Because multimedia is a diverse concept, comparing these instruction sets is not a simple matter. The best approach is to look at different multimedia applications and assess each instruction set on that application. Each vendor has targeted some applications and neglected others.

For basic manipulation of audio and pixel data, the new extensions (except for MVI) are fairly similar, providing packed 8- and 16-bit data types along with instructions that operate on them with saturating and nonsaturating arithmetic. As Table 4 shows, Sun neglects saturating arithmetic, while HP doesn’t support 8-bit arithmetic. Intel offers only two-operand instructions, whereas the RISC architectures support a separate destination specifier. Image processing (e.g., Photoshop) is the key application in this category.

Rendering 3D images is also image processing and takes advantage of these same basic extensions. Most vendors agree, however, that 3D rendering is best done by a hardware accelerator and not on the CPU.
Compressing video relies almost entirely on motion estimation. Both Digital and Sun have supplied SAD (sum of absolute differences) instructions to speed this function.
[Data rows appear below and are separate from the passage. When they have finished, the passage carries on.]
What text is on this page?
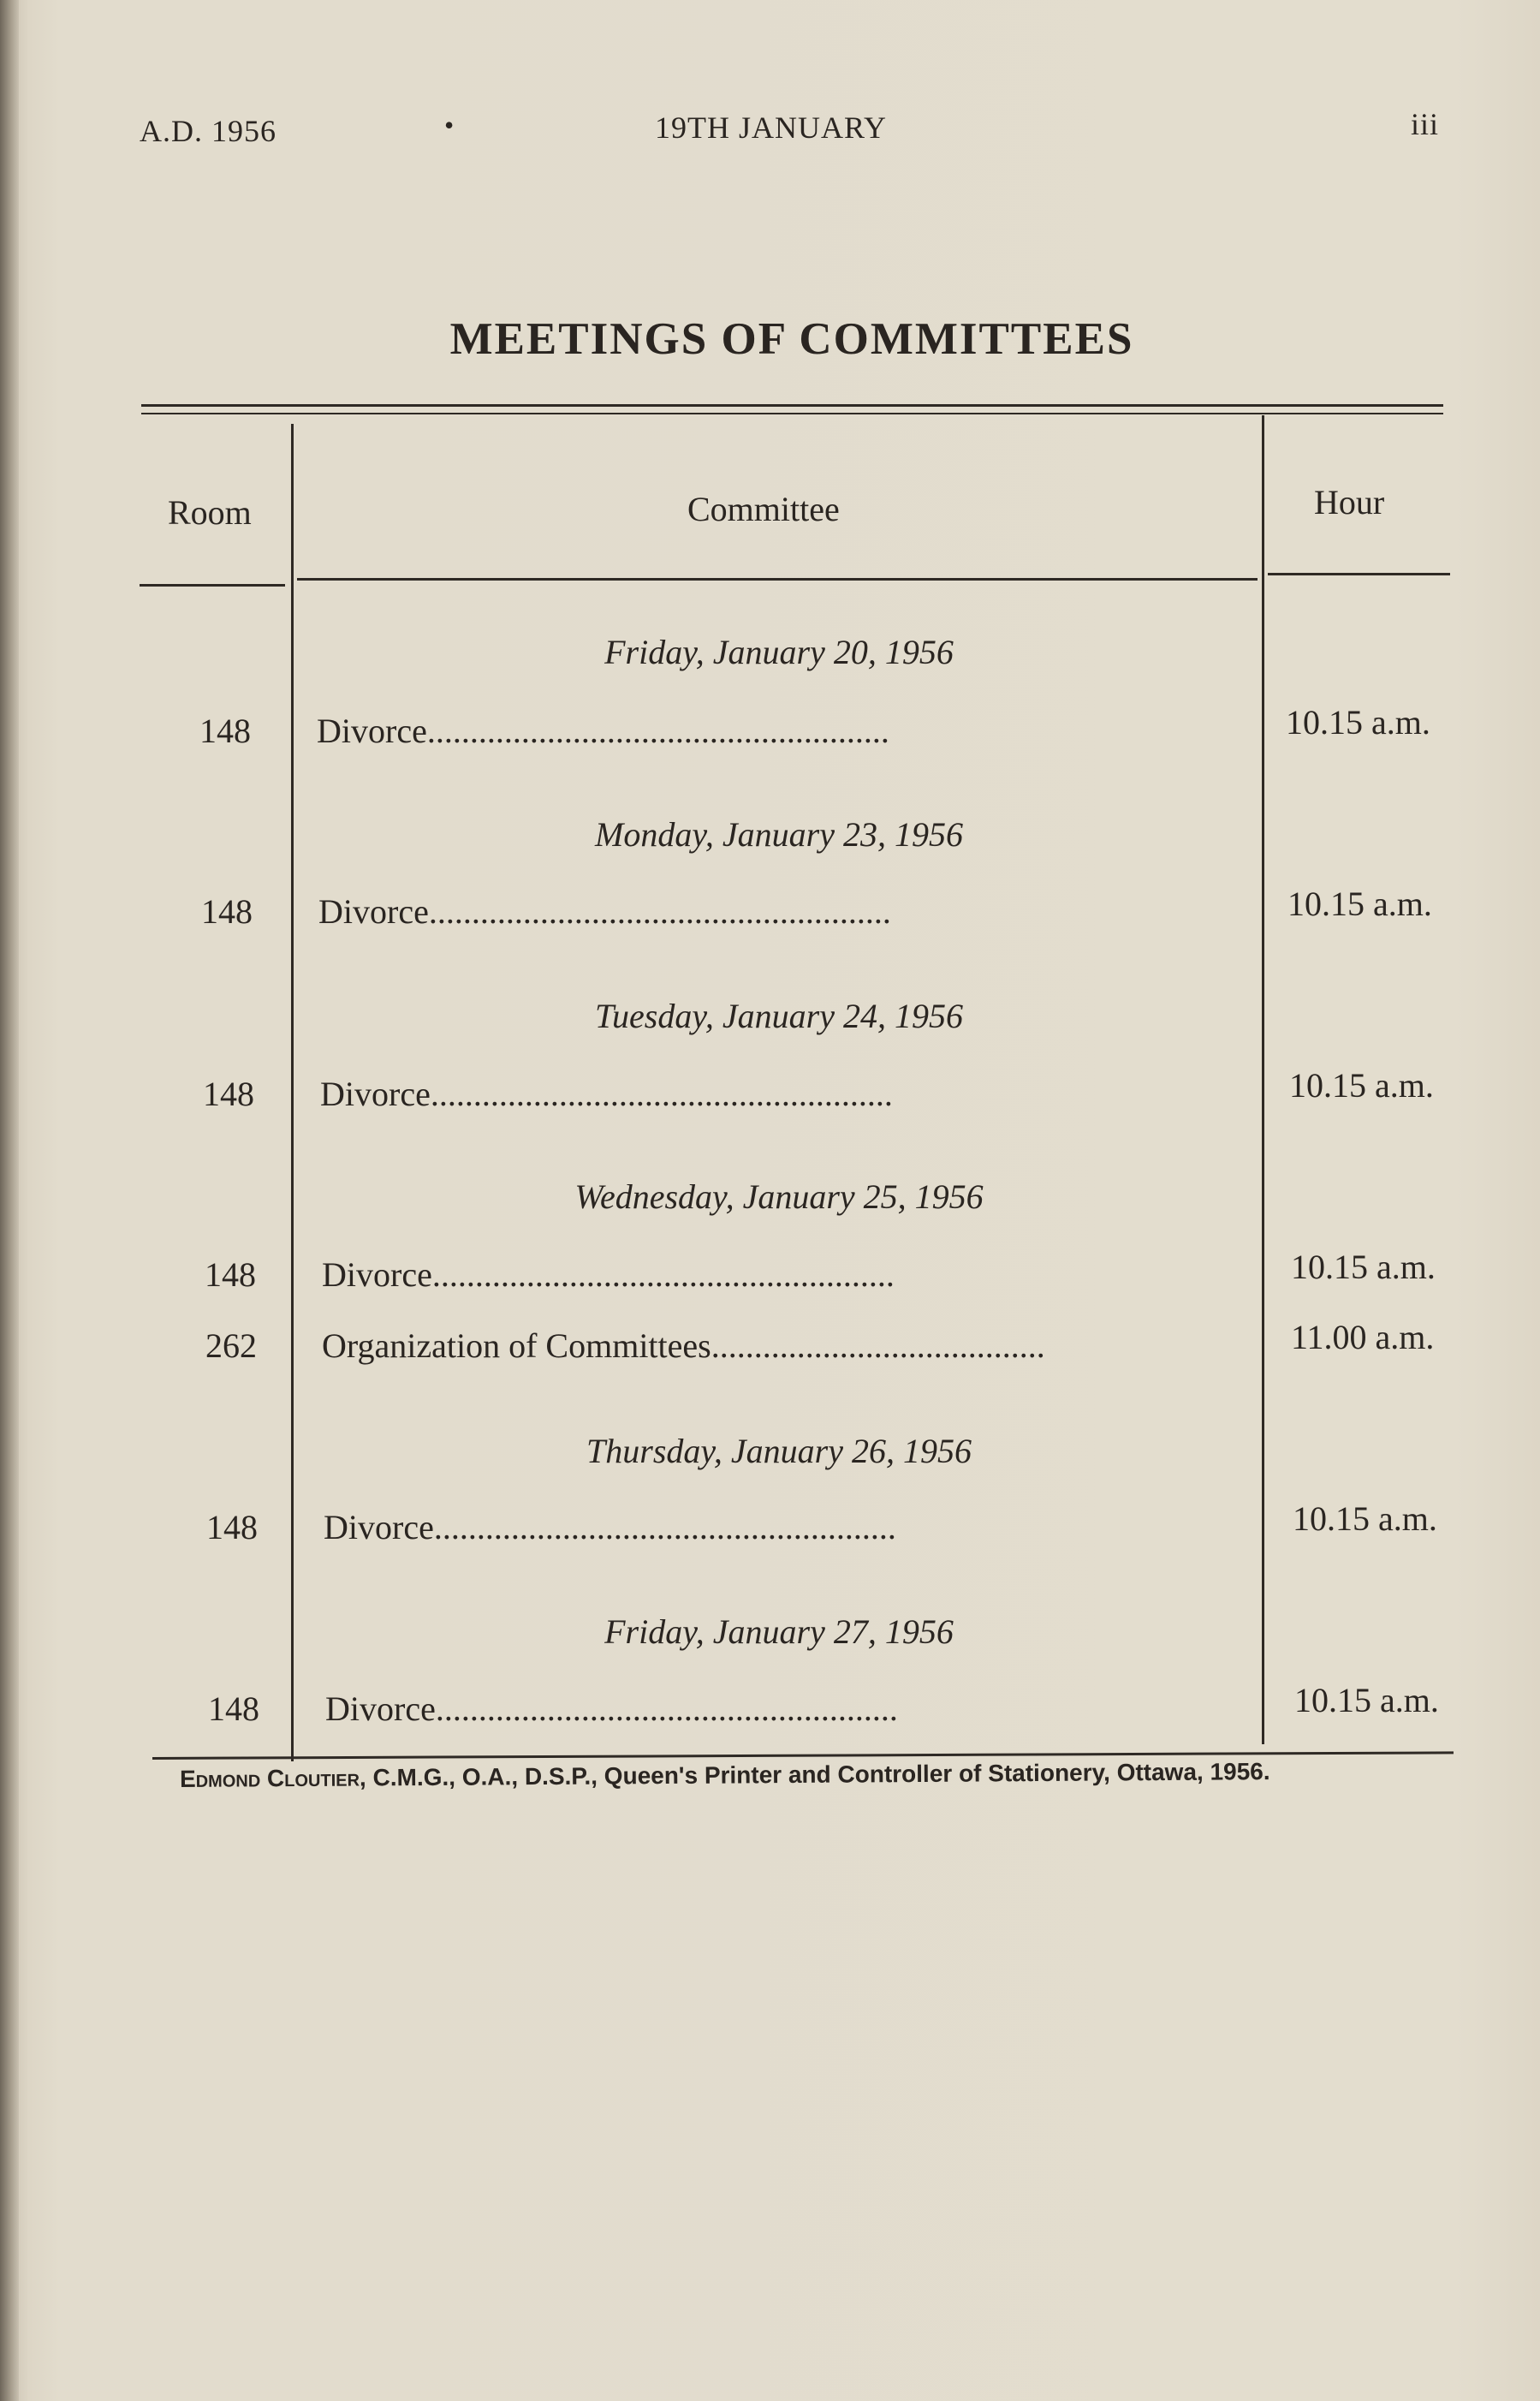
A.D. 1956	•	19TH JANUARY	iii
MEETINGS OF COMMITTEES
Room	Committee	Hour
Friday, January 20, 1956
148	Divorce......................................................	10.15 a.m.
Monday, January 23, 1956
148	Divorce......................................................	10.15 a.m.
Tuesday, January 24, 1956
148	Divorce......................................................	10.15 a.m.
Wednesday, January 25, 1956
148	Divorce......................................................	10.15 a.m.
262	Organization of Committees.......................................	11.00 a.m.
Thursday, January 26, 1956
148	Divorce......................................................	10.15 a.m.
Friday, January 27, 1956
148	Divorce......................................................	10.15 a.m.
Edmond Cloutier, C.M.G., O.A., D.S.P., Queen's Printer and Controller of Stationery, Ottawa, 1956.
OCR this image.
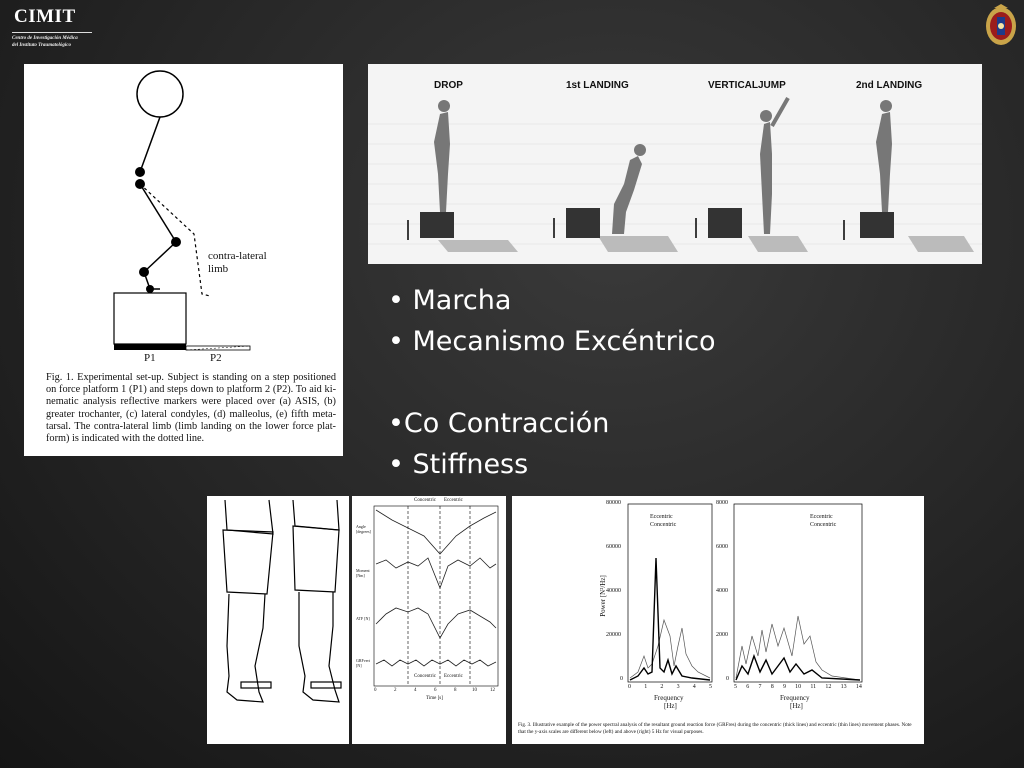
CIMIT
Centro de Investigación Médica
del Instituto Traumatológico
contra-lateral limb
P1	P2
Fig. 1. Experimental set-up. Subject is standing on a step positioned on force platform 1 (P1) and steps down to platform 2 (P2). To aid ki-nematic analysis reflective markers were placed over (a) ASIS, (b) greater trochanter, (c) lateral condyles, (d) malleolus, (e) fifth meta-tarsal. The contra-lateral limb (limb landing on the lower force plat-form) is indicated with the dotted line.
DROP	1st LANDING	VERTICALJUMP	2nd LANDING
• Marcha
• Mecanismo Excéntrico
•Co Contracción
• Stiffness
Concentric Eccentric
Angle [degrees]
Moment [Nm]
ATF [N]
GRFvert [N]
Concentric Eccentric
0	2	4	6	8	10	12
Time [s]
Eccentric
Concentric
Eccentric
Concentric
80000
60000
40000
20000
0
8000
6000
4000
2000
0
Power [N²/Hz]
0 1 2 3 4 5	5 6 7 8 9 10 11 12 13 14
Frequency
[Hz]
Frequency
[Hz]
Fig. 3. Illustrative example of the power spectral analysis of the resultant ground reaction force (GRFres) during the concentric (thick lines) and eccentric (thin lines) movement phases. Note that the y-axis scales are different below (left) and above (right) 5 Hz for visual purposes.
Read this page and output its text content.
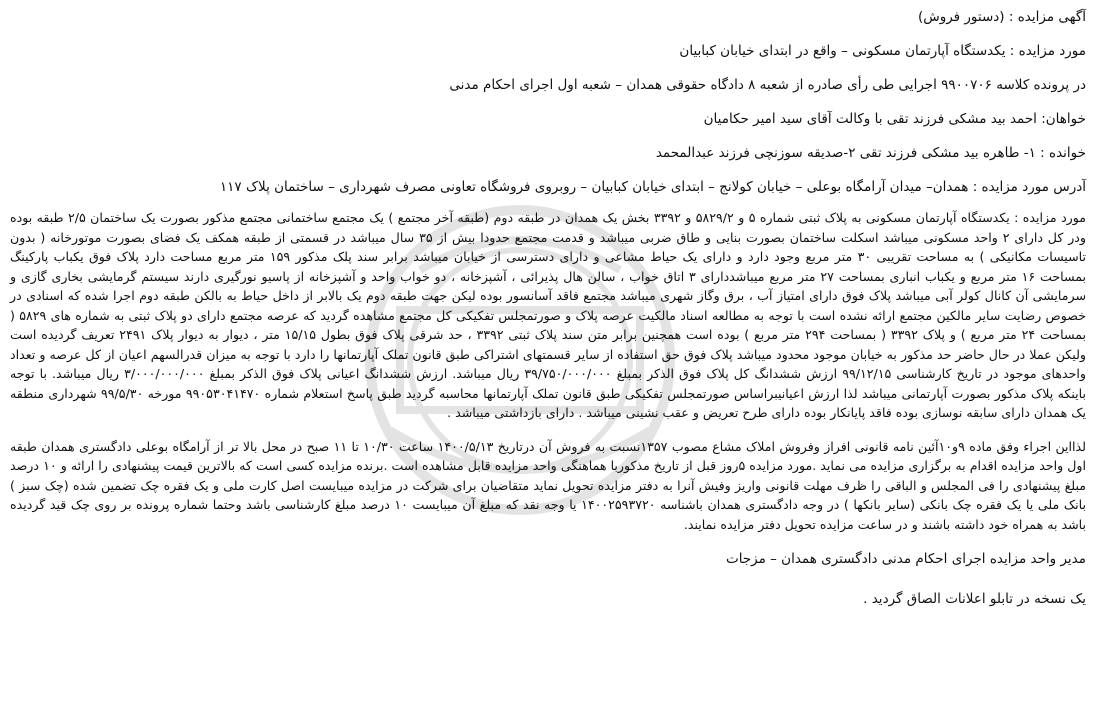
آگهی مزایده : (دستور فروش)

مورد مزایده : یکدستگاه آپارتمان مسکونی – واقع در ابتدای خیابان کبابیان

در پرونده کلاسه ۹۹۰۰۷۰۶ اجرایی طی رأی صادره از شعبه ۸ دادگاه حقوقی همدان – شعبه اول اجرای احکام مدنی

خواهان: احمد بید مشکی فرزند تقی با وکالت آقای سید امیر حکامیان

خوانده : ۱- طاهره بید مشکی فرزند تقی ۲-صدیقه سوزنچی فرزند عبدالمحمد

آدرس مورد مزایده : همدان– میدان آرامگاه بوعلی – خیابان کولانج – ابتدای خیابان کبابیان – روبروی فروشگاه تعاونی مصرف شهرداری – ساختمان پلاک ۱۱۷

مورد مزایده : یکدستگاه آپارتمان مسکونی به پلاک ثبتی شماره ۵ و ۵۸۲۹/۲ و ۳۳۹۲ بخش یک همدان در طبقه دوم (طبقه آخر مجتمع ) یک مجتمع ساختمانی مجتمع مذکور بصورت یک ساختمان ۲/۵ طبقه بوده ودر کل دارای ۲ واحد مسکونی میباشد اسکلت ساختمان بصورت بنایی و طاق ضربی میباشد و قدمت مجتمع حدودا بیش از ۳۵ سال میباشد در قسمتی از طبقه همکف یک فضای بصورت موتورخانه ( بدون تاسیسات مکانیکی ) به مساحت تقریبی ۳۰ متر مربع وجود دارد و دارای یک حیاط مشاعی و دارای دسترسی از خیابان میباشد برابر سند پلک مذکور ۱۵۹ متر مربع مساحت دارد پلاک فوق یکباب پارکینگ بمساحت ۱۶ متر مربع و یکباب انباری بمساحت ۲۷ متر مربع میباشددارای ۳ اتاق خواب ، سالن هال پذیرائی ، آشپزخانه ، دو خواب واحد و آشپزخانه از پاسیو نورگیری دارند سیستم گرمایشی بخاری گازی و سرمایشی آن کانال کولر آبی میباشد پلاک فوق دارای امتیاز آب ، برق وگاز شهری میباشد مجتمع فاقد آسانسور بوده لیکن جهت طبقه دوم یک بالابر از داخل حیاط به بالکن طبقه دوم اجرا شده که اسنادی در خصوص رضایت سایر مالکین مجتمع ارائه نشده است با توجه به مطالعه اسناد مالکیت عرصه پلاک و صورتمجلس تفکیکی کل مجتمع مشاهده گردید که عرصه مجتمع دارای دو پلاک ثبتی به شماره های ۵۸۲۹ ( بمساحت ۲۴ متر مربع ) و پلاک ۳۳۹۲ ( بمساحت ۲۹۴ متر مربع ) بوده است همچنین برابر متن سند پلاک ثبتی ۳۳۹۲ ، حد شرقی پلاک فوق بطول ۱۵/۱۵ متر ، دیوار به دیوار پلاک ۲۴۹۱ تعریف گردیده است ولیکن عملا در حال حاضر حد مذکور به خیابان موجود محدود میباشد پلاک فوق حق استفاده از سایر قسمتهای اشتراکی طبق قانون تملک آپارتمانها را دارد با توجه به میزان قدرالسهم اعیان از کل عرصه و تعداد واحدهای موجود در تاریخ کارشناسی ۹۹/۱۲/۱۵ ارزش ششدانگ کل پلاک فوق الذکر بمبلغ ۳۹/۷۵۰/۰۰۰/۰۰۰ ریال میباشد. ارزش ششدانگ اعیانی پلاک فوق الذکر بمبلغ ۳/۰۰۰/۰۰۰/۰۰۰ ریال میباشد. با توجه باینکه پلاک مذکور بصورت آپارتمانی میباشد لذا ارزش اعیانیبراساس صورتمجلس تفکیکی طبق قانون تملک آپارتمانها محاسبه گردید طبق پاسخ استعلام شماره ۹۹۰۵۳۰۴۱۴۷۰ مورخه ۹۹/۵/۳۰ شهرداری منطقه یک همدان دارای سابقه نوسازی بوده فاقد پایانکار بوده دارای طرح تعریض و عقب نشینی میباشد . دارای بازداشتی میباشد .

لذااین اجراء وفق ماده ۹و۱۰آئین نامه قانونی افراز وفروش املاک مشاع مصوب ۱۳۵۷نسبت به فروش آن درتاریخ ۱۴۰۰/۵/۱۳ ساعت ۱۰/۳۰ تا ۱۱ صبح در محل بالا تر از آرامگاه بوعلی دادگستری همدان طبقه اول واحد مزایده اقدام به برگزاری مزایده می نماید .مورد مزایده ۵روز قبل از تاریخ مذکوربا هماهنگی واحد مزایده قابل مشاهده است .برنده مزایده کسی است که بالاترین قیمت پیشنهادی را ارائه و ۱۰ درصد مبلغ پیشنهادی را فی المجلس و الباقی را ظرف مهلت قانونی واریز وفیش آنرا به دفتر مزایده تحویل نماید متقاضیان برای شرکت در مزایده میبایست اصل کارت ملی و یک فقره چک تضمین شده (چک سبز ) بانک ملی یا یک فقره چک بانکی (سایر بانکها ) در وجه دادگستری همدان باشناسه ۱۴۰۰۲۵۹۳۷۲۰ یا وجه نقد که مبلغ آن میبایست ۱۰ درصد مبلغ کارشناسی باشد وحتما شماره پرونده بر روی چک قید گردیده باشد به همراه خود داشته باشند و در ساعت مزایده تحویل دفتر مزایده نمایند.

مدیر واحد مزایده اجرای احکام مدنی دادگستری همدان – مزجات

یک نسخه در تابلو اعلانات الصاق گردید .
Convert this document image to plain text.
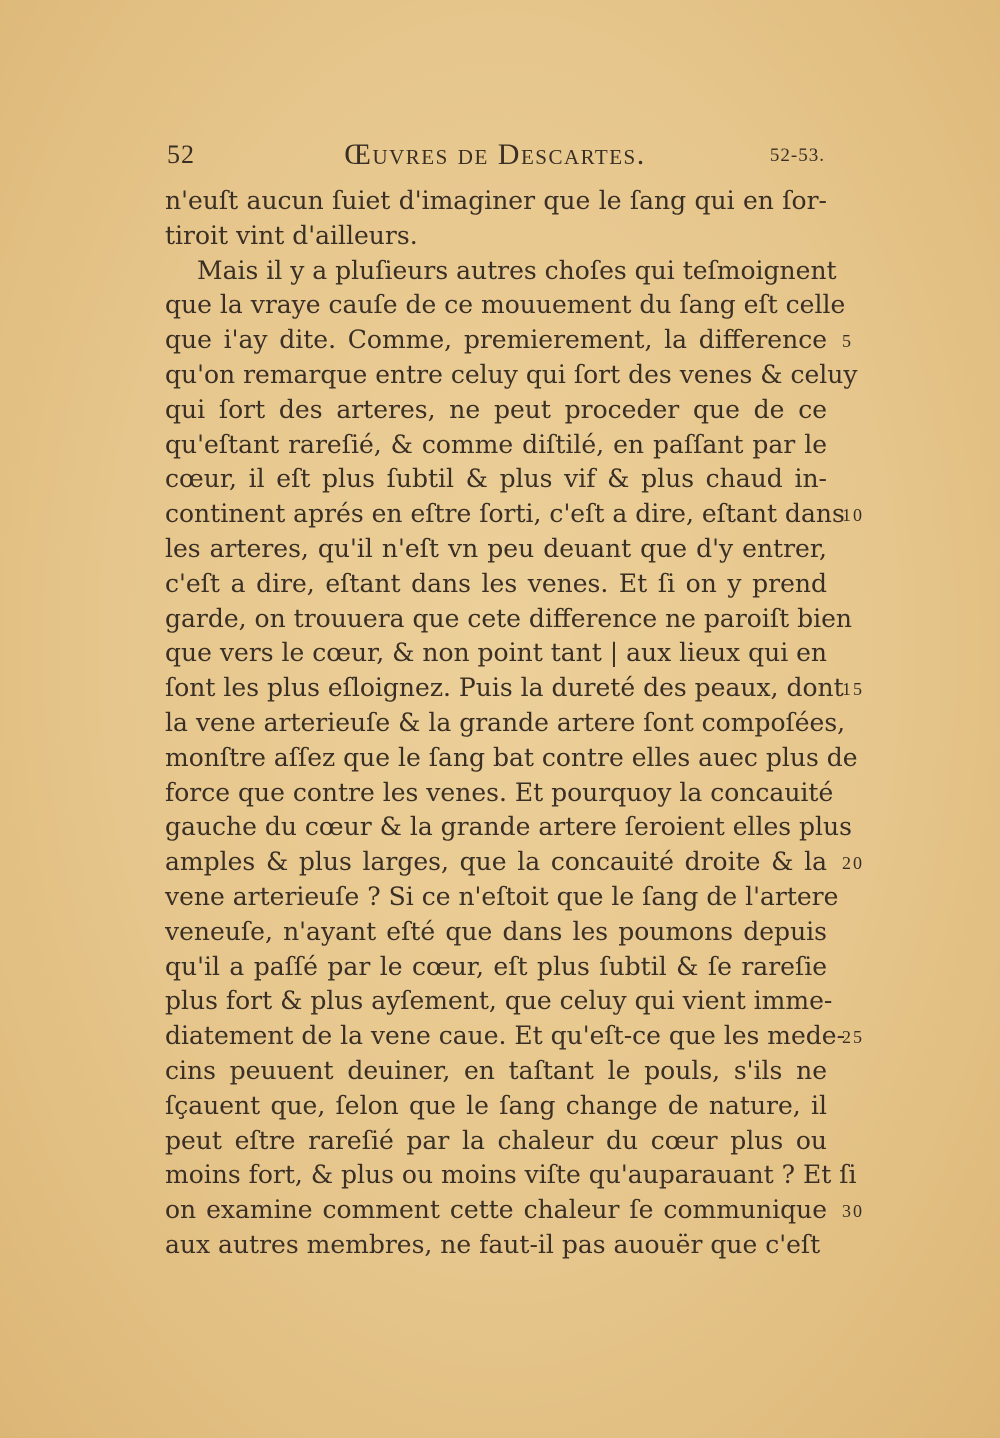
52	Œuvres de Descartes.	52-53.
n'euſt aucun ſuiet d'imaginer que le ſang qui en ſor-
tiroit vint d'ailleurs.
Mais il y a pluſieurs autres choſes qui teſmoignent
que la vraye cauſe de ce mouuement du ſang eſt celle
que i'ay dite. Comme, premierement, la difference
qu'on remarque entre celuy qui ſort des venes & celuy
qui ſort des arteres, ne peut proceder que de ce
qu'eſtant rareſié, & comme diſtilé, en paſſant par le
cœur, il eſt plus ſubtil & plus vif & plus chaud in-
continent aprés en eſtre ſorti, c'eſt a dire, eſtant dans
les arteres, qu'il n'eſt vn peu deuant que d'y entrer,
c'eſt a dire, eſtant dans les venes. Et ſi on y prend
garde, on trouuera que cete difference ne paroiſt bien
que vers le cœur, & non point tant | aux lieux qui en
ſont les plus eſloignez. Puis la dureté des peaux, dont
la vene arterieuſe & la grande artere ſont compoſées,
monſtre aſſez que le ſang bat contre elles auec plus de
force que contre les venes. Et pourquoy la concauité
gauche du cœur & la grande artere ſeroient elles plus
amples & plus larges, que la concauité droite & la
vene arterieuſe ? Si ce n'eſtoit que le ſang de l'artere
veneuſe, n'ayant eſté que dans les poumons depuis
qu'il a paſſé par le cœur, eſt plus ſubtil & ſe rareſie
plus fort & plus ayſement, que celuy qui vient imme-
diatement de la vene caue. Et qu'eſt-ce que les mede-
cins peuuent deuiner, en taſtant le pouls, s'ils ne
ſçauent que, ſelon que le ſang change de nature, il
peut eſtre rareſié par la chaleur du cœur plus ou
moins fort, & plus ou moins viſte qu'auparauant ? Et ſi
on examine comment cette chaleur ſe communique
aux autres membres, ne faut-il pas auouër que c'eſt
5
10
15
20
25
30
Both MIPS and HP claim the motion-estimation problem can be solved in a variety of ways without resorting to a special hardwired instruction. Until these vendors can demonstrate video compression, evaluating these claims is difficult.

**Time to Market Is Important**

Instruction-set design is important, but other factors will affect the ultimate success of these new extensions. Software must be changed to take advantage of the new instructions, and for the most part, this change involves rewriting the code by hand to operate in a SIMD fashion; the compiler cannot revise the algorithms. Without new software, the finest instruction sets are useless.

Of the current vendors, HP was the first to deliver multimedia extensions, starting with the PA-7100LC in 1Q94. Today, only a few applications take advantage of these extensions, primarily for MPEG decoding and video conferencing. Sun has shipped the most multimedia-enabled processors to date and is slowly building a software base. Intel has been helping software vendors recode to MMX for more than a year, but the first MMX systems will not ship until 1Q97. The Digital and MIPS extensions are further in the future. Digital’s software task is easier: the company will probably release a new video-encoding library and call it a day.

Of course, these extensions will be no more popular than the underlying processors, making MMX the clear winner here. MIPS V will solidify Silicon Graphics’ position as the pre-eminent 3D platform. Combining high intrinsic performance and the MVI extensions, Alpha is positioned to become the best video-authoring platform. Digital’s lead in image-processing performance, however, may shrink. The biggest loser of all could be PowerPC, which apparently still has its collective head in the sand while other vendors, particularly Intel, are poised to take share in markets where multimedia is important.